The Iranians, the Israelis, the whoevers, they're not going to get "control" back until they do like the Japanese and the Germans did and get civilized and *they* say "Never again."
But you see, this is why, even though I might be okay with US "adventurism" in many places that NSD would not, I can't agree with Cheesey either.
Because there simply is no way the USA has to itself worry about Iran committing a Holocaust-level attack against it. Even if we somehow abolished Foster's beloved Corps, the rest of the US military, and the American people, would stomp them like a bug if they tried.
If there's a Holocaust possibility, its only because one tribe in the Middle East is interested in committing it against another.
Now that might be the case. There is that "thousands of years of history" thing, after all.
But if we are to get involved, the only possibly legitimate moral grounds for doing so must be in preventing such a Holocaust.

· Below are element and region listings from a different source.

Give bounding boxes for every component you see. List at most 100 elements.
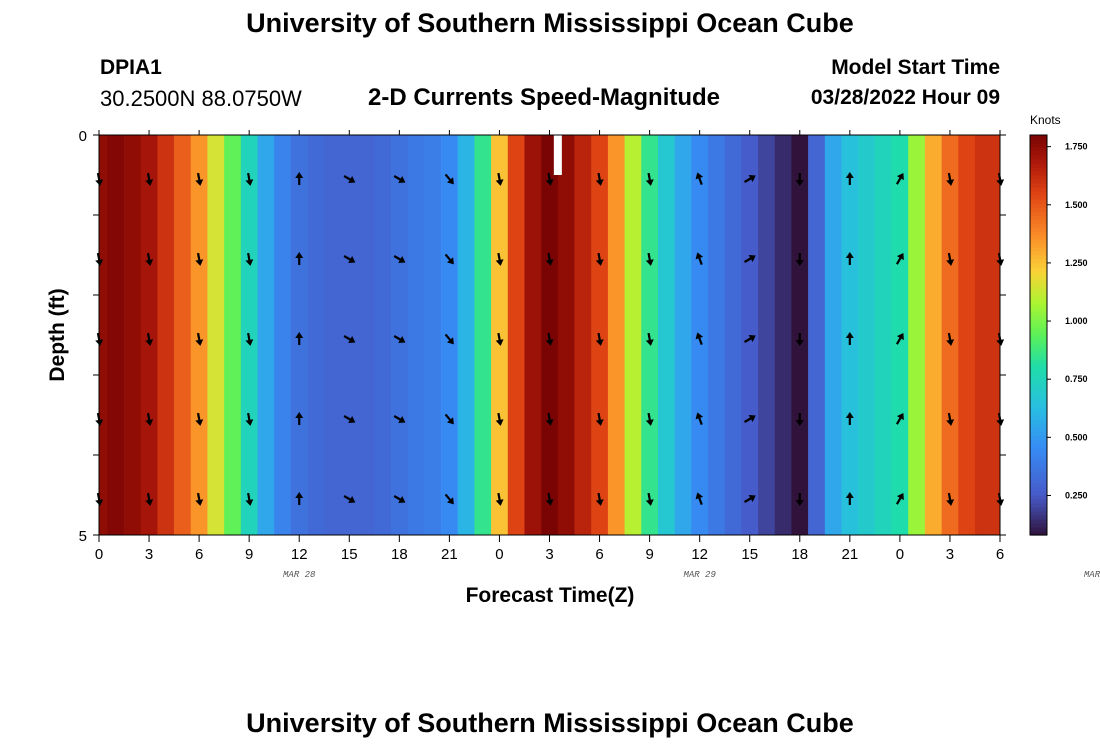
colorbar-step [1030, 459, 1047, 464]
heatmap-cell [858, 455, 876, 535]
colorbar-step [1030, 295, 1047, 300]
colorbar-step [1030, 399, 1047, 404]
colorbar-tick-label: 1.000 [1065, 316, 1088, 326]
heatmap-cell [307, 135, 325, 215]
colorbar-step [1030, 395, 1047, 400]
heatmap-cell [958, 455, 976, 535]
colorbar-step [1030, 347, 1047, 352]
date-label: MAR 28 [283, 570, 316, 580]
colorbar-unit-label: Knots [1030, 113, 1061, 127]
heatmap-cell [324, 215, 342, 295]
heatmap-cell [607, 455, 625, 535]
colorbar-step [1030, 431, 1047, 436]
heatmap-cell [991, 455, 1001, 535]
heatmap-cell [958, 135, 976, 215]
colorbar-step [1030, 327, 1047, 332]
x-tick-label: 0 [95, 546, 103, 563]
heatmap-cell [908, 215, 926, 295]
heatmap-cell [774, 215, 792, 295]
colorbar-step [1030, 379, 1047, 384]
current-arrow [495, 492, 504, 506]
heatmap-cell [390, 455, 408, 535]
x-tick-label: 0 [495, 546, 503, 563]
heatmap-cell [107, 455, 125, 535]
heatmap-cell [958, 375, 976, 455]
heatmap-cell [157, 455, 175, 535]
colorbar-step [1030, 167, 1047, 172]
colorbar-step [1030, 223, 1047, 228]
current-arrow [645, 332, 654, 346]
current-arrow [695, 332, 704, 346]
colorbar-step [1030, 283, 1047, 288]
heatmap-cell [557, 215, 575, 295]
x-tick-label: 6 [996, 546, 1004, 563]
colorbar-step [1030, 227, 1047, 232]
heatmap-cell [424, 375, 442, 455]
heatmap-cell [808, 215, 826, 295]
colorbar-step [1030, 443, 1047, 448]
heatmap-cell [624, 295, 642, 375]
heatmap-cell [424, 455, 442, 535]
heatmap-cell [607, 295, 625, 375]
heatmap-cell [99, 295, 108, 375]
colorbar-step [1030, 135, 1047, 140]
current-arrow [895, 172, 904, 185]
heatmap-cell [174, 135, 192, 215]
x-tick-label: 18 [791, 546, 808, 563]
heatmap-cell [824, 215, 842, 295]
heatmap-cell [390, 375, 408, 455]
heatmap-cell [457, 455, 475, 535]
heatmap-cell [374, 455, 392, 535]
current-arrow [145, 172, 154, 186]
colorbar-step [1030, 383, 1047, 388]
heatmap-cell [607, 375, 625, 455]
x-tick-label: 6 [195, 546, 203, 563]
heatmap-cell [991, 135, 1001, 215]
current-arrow [495, 172, 504, 186]
heatmap-cell [424, 295, 442, 375]
colorbar-step [1030, 247, 1047, 252]
heatmap-cell [924, 135, 942, 215]
x-tick-label: 0 [896, 546, 904, 563]
heatmap-cell [924, 215, 942, 295]
heatmap-cell [274, 215, 292, 295]
heatmap-cell [407, 135, 425, 215]
heatmap-cell [974, 375, 992, 455]
heatmap-cell [958, 215, 976, 295]
current-arrow [444, 173, 454, 185]
heatmap-cell [708, 455, 725, 535]
heatmap-cell [824, 455, 842, 535]
current-arrow [195, 492, 204, 506]
heatmap-cell [324, 135, 342, 215]
colorbar-step [1030, 183, 1047, 188]
colorbar-step [1030, 343, 1047, 348]
heatmap-cell [708, 135, 725, 215]
current-arrow [946, 172, 955, 186]
heatmap-cell [758, 215, 776, 295]
x-axis-label: Forecast Time(Z) [465, 584, 635, 607]
colorbar-step [1030, 363, 1047, 368]
heatmap-cell [207, 295, 225, 375]
heatmap-cell [657, 135, 675, 215]
heatmap-cell [524, 455, 542, 535]
heatmap-cell [357, 215, 375, 295]
colorbar-step [1030, 143, 1047, 148]
current-arrow [743, 495, 756, 503]
heatmap-cell [724, 455, 742, 535]
current-arrow [393, 255, 406, 263]
heatmap-cell [257, 215, 275, 295]
current-arrow [444, 493, 454, 505]
heatmap-cell [174, 455, 192, 535]
heatmap-cell [741, 295, 759, 375]
x-tick-label: 21 [441, 546, 458, 563]
current-arrow [845, 332, 854, 345]
heatmap-cell [157, 295, 175, 375]
colorbar-step [1030, 483, 1047, 488]
heatmap-cell [357, 295, 375, 375]
x-tick-label: 9 [245, 546, 253, 563]
heatmap-cell [207, 135, 225, 215]
current-arrow [595, 332, 604, 346]
heatmap-cell [991, 215, 1001, 295]
heatmap-cell [574, 215, 592, 295]
heatmap-cell [808, 375, 826, 455]
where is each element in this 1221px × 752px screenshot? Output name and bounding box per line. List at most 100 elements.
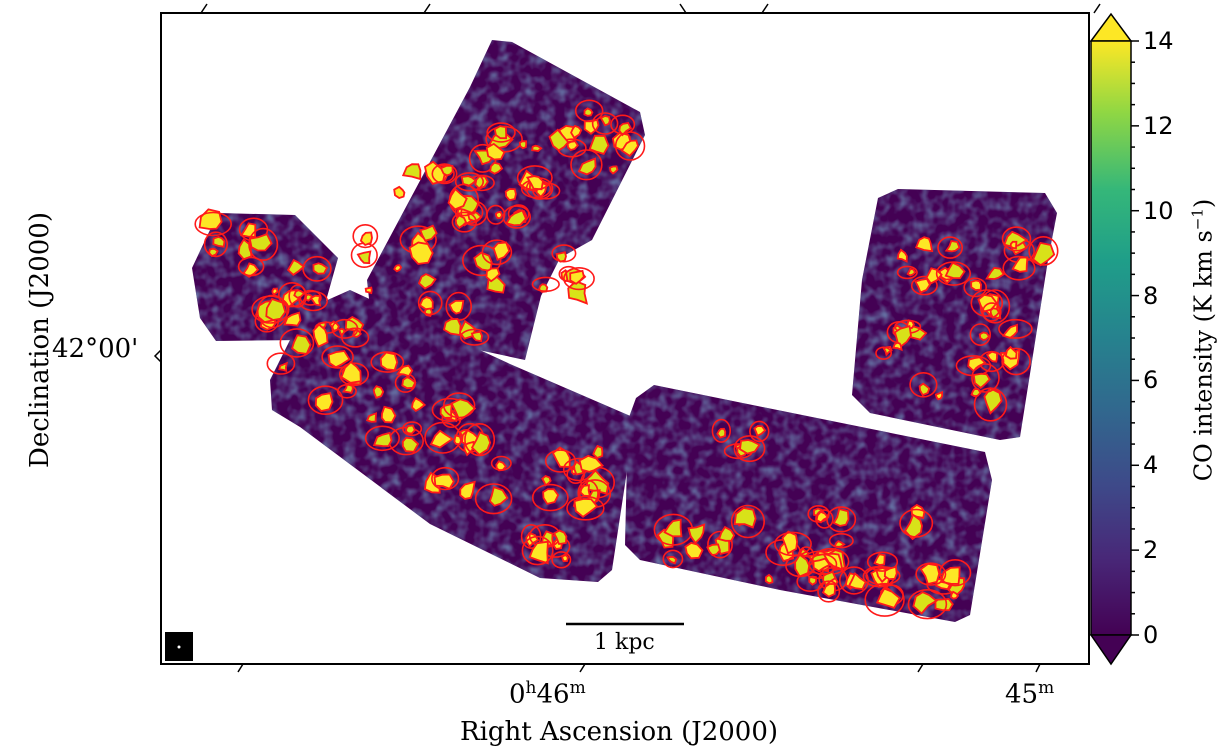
emission-clump xyxy=(609,165,619,175)
emission-clump xyxy=(418,296,434,311)
colorbar-tick-label: 10 xyxy=(1143,196,1174,225)
emission-contour xyxy=(516,165,553,191)
emission-contour xyxy=(1001,347,1031,376)
emission-clumps xyxy=(194,99,1059,620)
emission-clump xyxy=(706,543,721,557)
emission-clump xyxy=(561,554,569,563)
emission-clump xyxy=(447,187,468,211)
emission-contour xyxy=(364,425,401,452)
emission-clump xyxy=(1001,323,1018,339)
emission-contour xyxy=(998,318,1033,339)
emission-contour xyxy=(490,455,512,471)
x-tick-45-m-unit: m xyxy=(1038,678,1055,698)
emission-clump xyxy=(970,388,982,398)
emission-contour xyxy=(935,261,972,286)
emission-contour xyxy=(1001,226,1032,252)
emission-clump xyxy=(812,557,831,573)
emission-contour xyxy=(866,551,899,572)
emission-clump xyxy=(372,385,385,399)
emission-contour xyxy=(937,236,964,259)
emission-clump xyxy=(359,231,373,247)
emission-contour xyxy=(828,532,854,549)
emission-clump xyxy=(327,350,351,369)
emission-clump xyxy=(419,224,438,242)
x-tick-label-46m: 0h46m xyxy=(509,678,586,710)
colorbar-body xyxy=(1090,40,1132,636)
emission-contour xyxy=(462,244,502,277)
emission-clump xyxy=(239,222,257,238)
beam-box xyxy=(165,632,193,661)
emission-contour xyxy=(909,371,938,398)
emission-clump xyxy=(983,387,1003,415)
y-tick-label-42: 42°00' xyxy=(52,334,139,364)
emission-clump xyxy=(401,163,422,181)
x-tick-46-m-value: 46 xyxy=(536,679,570,710)
emission-contour xyxy=(531,276,560,292)
emission-clump xyxy=(566,140,579,152)
emission-clump xyxy=(970,279,983,291)
emission-clump xyxy=(283,311,302,327)
emission-contour xyxy=(963,277,988,298)
emission-clump xyxy=(925,267,943,285)
colorbar-extend-bottom xyxy=(1089,634,1133,666)
x-tick-label-45m: 45m xyxy=(1005,678,1054,710)
emission-clump xyxy=(364,286,373,295)
emission-clump xyxy=(401,375,417,390)
emission-clump xyxy=(944,261,966,280)
emission-clump xyxy=(620,139,639,158)
emission-contour xyxy=(939,558,972,587)
emission-clump xyxy=(314,392,334,412)
emission-contour xyxy=(481,239,513,266)
emission-clump xyxy=(753,425,767,438)
emission-clump xyxy=(485,142,506,161)
x-tick-46-h-value: 0 xyxy=(509,679,526,710)
emission-contour xyxy=(256,294,288,329)
emission-contour xyxy=(971,363,1000,393)
emission-contour xyxy=(563,267,595,291)
emission-clump xyxy=(577,157,597,176)
emission-clump xyxy=(504,188,517,202)
emission-contour xyxy=(566,495,605,521)
emission-clump xyxy=(583,107,594,117)
emission-contour xyxy=(730,504,766,539)
emission-clump xyxy=(585,469,610,495)
emission-clump xyxy=(429,429,455,449)
emission-clump xyxy=(873,553,886,566)
emission-clump xyxy=(448,299,465,315)
emission-clump xyxy=(505,209,528,227)
emission-clump xyxy=(716,427,727,439)
emission-contour xyxy=(203,231,228,258)
emission-clump xyxy=(494,210,504,219)
emission-contour xyxy=(970,289,1004,318)
emission-clump xyxy=(815,510,830,524)
emission-clump xyxy=(717,525,736,542)
emission-clump xyxy=(822,552,844,571)
emission-contour xyxy=(973,387,1008,422)
emission-clump xyxy=(372,431,393,448)
x-axis-title: Right Ascension (J2000) xyxy=(460,717,779,747)
emission-clump xyxy=(393,185,406,199)
emission-clump xyxy=(470,330,483,343)
emission-contour xyxy=(910,275,938,296)
emission-clump xyxy=(470,431,492,456)
emission-contour xyxy=(266,352,296,375)
bottom-ticks xyxy=(237,663,1041,673)
emission-contour xyxy=(298,290,329,312)
emission-contour xyxy=(402,421,423,437)
emission-clump xyxy=(896,248,908,263)
emission-clump xyxy=(1003,230,1029,248)
emission-contour xyxy=(907,588,948,620)
emission-clump xyxy=(453,434,463,446)
emission-clump xyxy=(588,134,610,155)
emission-contour xyxy=(707,530,733,559)
emission-contour xyxy=(370,351,405,373)
emission-clump xyxy=(906,267,917,277)
emission-contour xyxy=(899,508,934,538)
emission-clump xyxy=(833,540,846,548)
emission-clump xyxy=(918,382,931,397)
emission-contour xyxy=(459,328,490,346)
emission-clump xyxy=(460,175,478,188)
emission-contour xyxy=(544,449,577,473)
emission-clump xyxy=(293,289,306,299)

Not in making the world "safe for democracy" or similar claptrap. But in making the world democratic. A very different thing
Unless and until America is willing to make that latter claim -- and deal with the heat that it will bring down on them -- they should stay out. Let the tribes beat the crap out of each other. Recognize that occasional a loose crazy from one of the tribes might cross over the ocean. But don't build this edifice of "political need" for the "nation" in some other vague way.
I keep coming back to Orwell. The essay linked was written in 1946. Like much of Orwell's writing, it wasn't particularly well received, either by those people like to call "left" or those people like to call "right."
But it was even more prescient than his more famous novels. Because, as he pointed out to his British readership, the long run dangers faced were not the language distortions and sins of Hitler and Goebbels. The long run dangers were the ones that when free and good men played loose and imprecise and vague with their words.
As Orwell put it, political speech becomes "largely the defence of the indefensible."
In my opinion the greatest danger we face is not this or that politician, it's not even the "government" that I love to rail about. The greatest danger is our lack of detailed attention to our language. Orwell said that "the worst thing one can do with words is surrender to them"; I fear that we may have already done so.
And do not be conformed to this world, but be transformed by the renewing of your mind, that you may prove what is that good and acceptable and perfect will of God.